El dedo índice del brazo derecho del Vizconde señaló al enjuto niño que, de asombro, frío como el hielo, se había sentado justo en la silla vecina al feliz señor Swann.
Alguien llamó violentamente a la puerta. Con toda la parsimonia del mundo, con esa paciencia fatal que únicamente germina en una añeja soledad, la señora Wakefield recorrió el pasillo hasta la desvencijada puerta de entrada. Al otro lado, la misma cara que se despidiera de ella con una suave y astuta sonrisa mostraba ahora una envejecida mueca terrorífica. Era su marido, con veinte años de demora. El menudo y despavorido esposo, empapado hasta el alma por el frío aguacero del otoño londinense, se arrojó a los rollizos brazos de aquella virtuosa mujer. Acunado como un bebé, llevó al aterrorizado hombrecillo hasta el dormitorio conyugal cuya cama estaba repleta de libros abiertos. El sueño no tardó en apoderarse del intermitente esposo. La fiebre hizo el resto. Empezaron entonces a brotar de la boca del decrépito durmiente uno por uno todos los nombres. La señora Wakefield se puso a rebuscar entre los libros de la cama. Reconoció uno de ellos, Don Quijote. Cerró el libro al que pertenecía aquel personaje y lo depositó en la vacía estantería. Otros no logró identificarlos. Tomó nota de cada uno de ellos. Ella, que en su soledad había invocado a la literatura para que le proporcionara compañía, sabía que al amanecer debía recorrer las librerías de Londres en búsqueda de aquellas obras, ese era el pacto. Su marido cayó entonces en un plácido sueño. Dueña de una íntima y profunda satisfacción, la paciente esposa se vistió con el casto camisón dispuesta a compartir lecho. De repente, poseído por una extraña energía, su marido saltó como un resorte y se incorporó en la cama. Con los ojos vueltos gritó como un loco: ¡Maclein y Parker!, ¡Maclein y Parker! La señora Wakefield apuntó aquel nombre al principio de aquella reveladora lista envenenada de buena literatura.

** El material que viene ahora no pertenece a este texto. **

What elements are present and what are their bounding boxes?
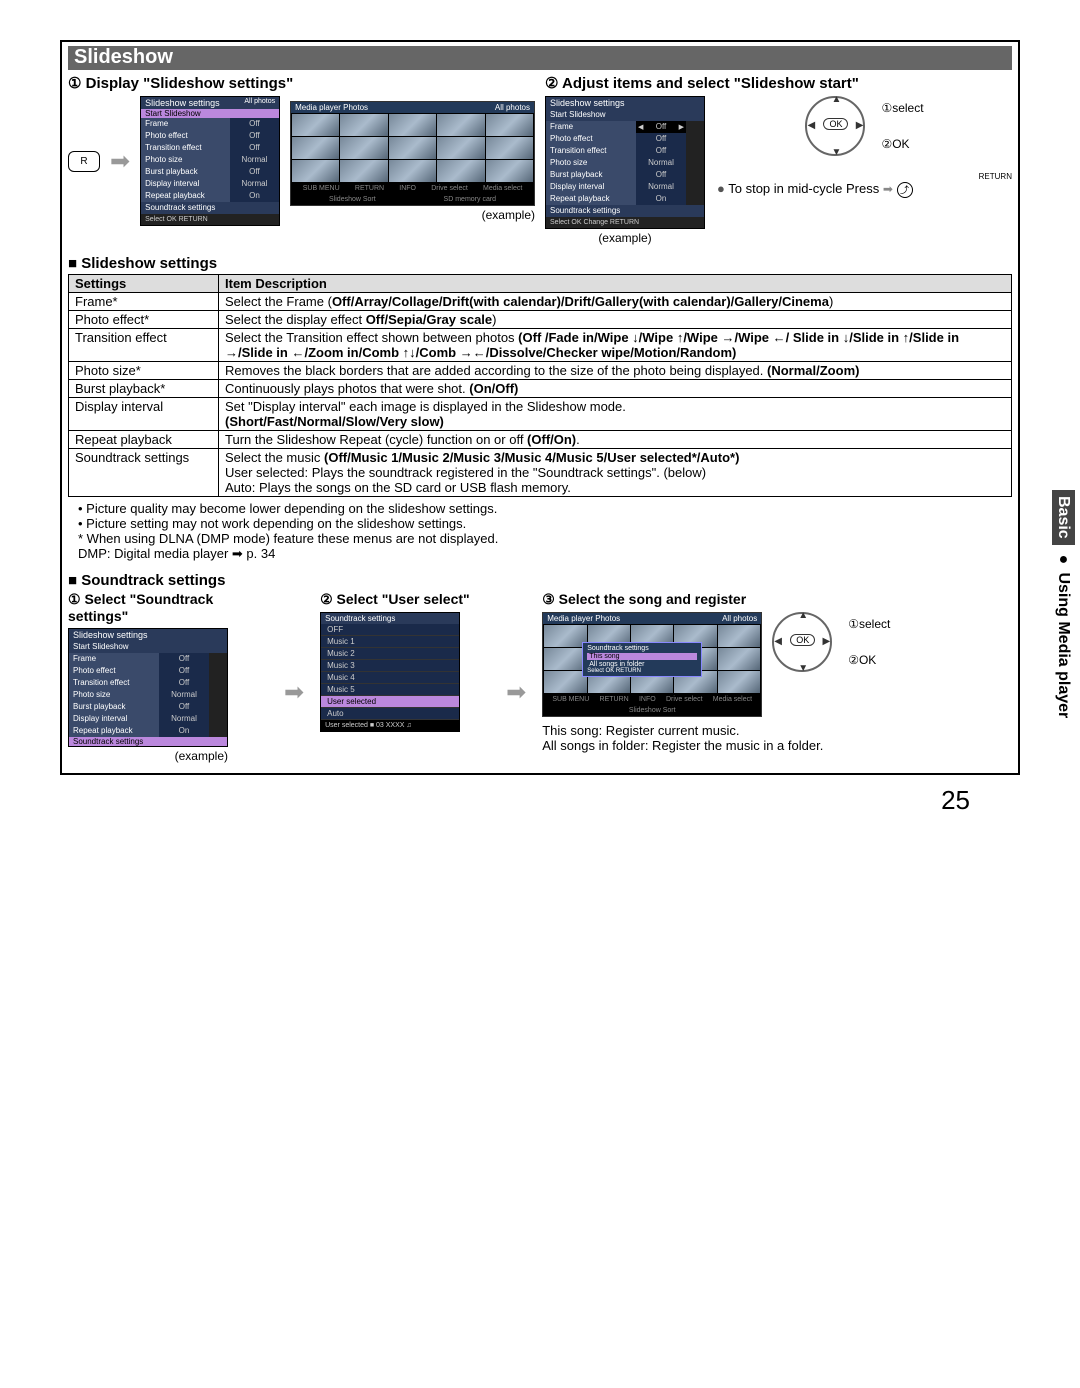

Por Sonia Macías, Patricia Nogales Barrera, Rosa Montero Glz., José Ángel López Jiménez, Álex Prada, Gema MO, Simón Rafael.
BRAAAVOOOO!!! Qué divertido joder… Broche final de lujo… Y sin Goytisolo y todo… Un placer…
Divertidisimo!! Y el final, brillante! Esperando la próxima y como dice Alex…un placer
Muy meta nos ha quedado ¿no? Coincido en que ha sido muy divertido participar y leernos. ¡Genial hasta el final!
muy chulo, me encanta el experimento.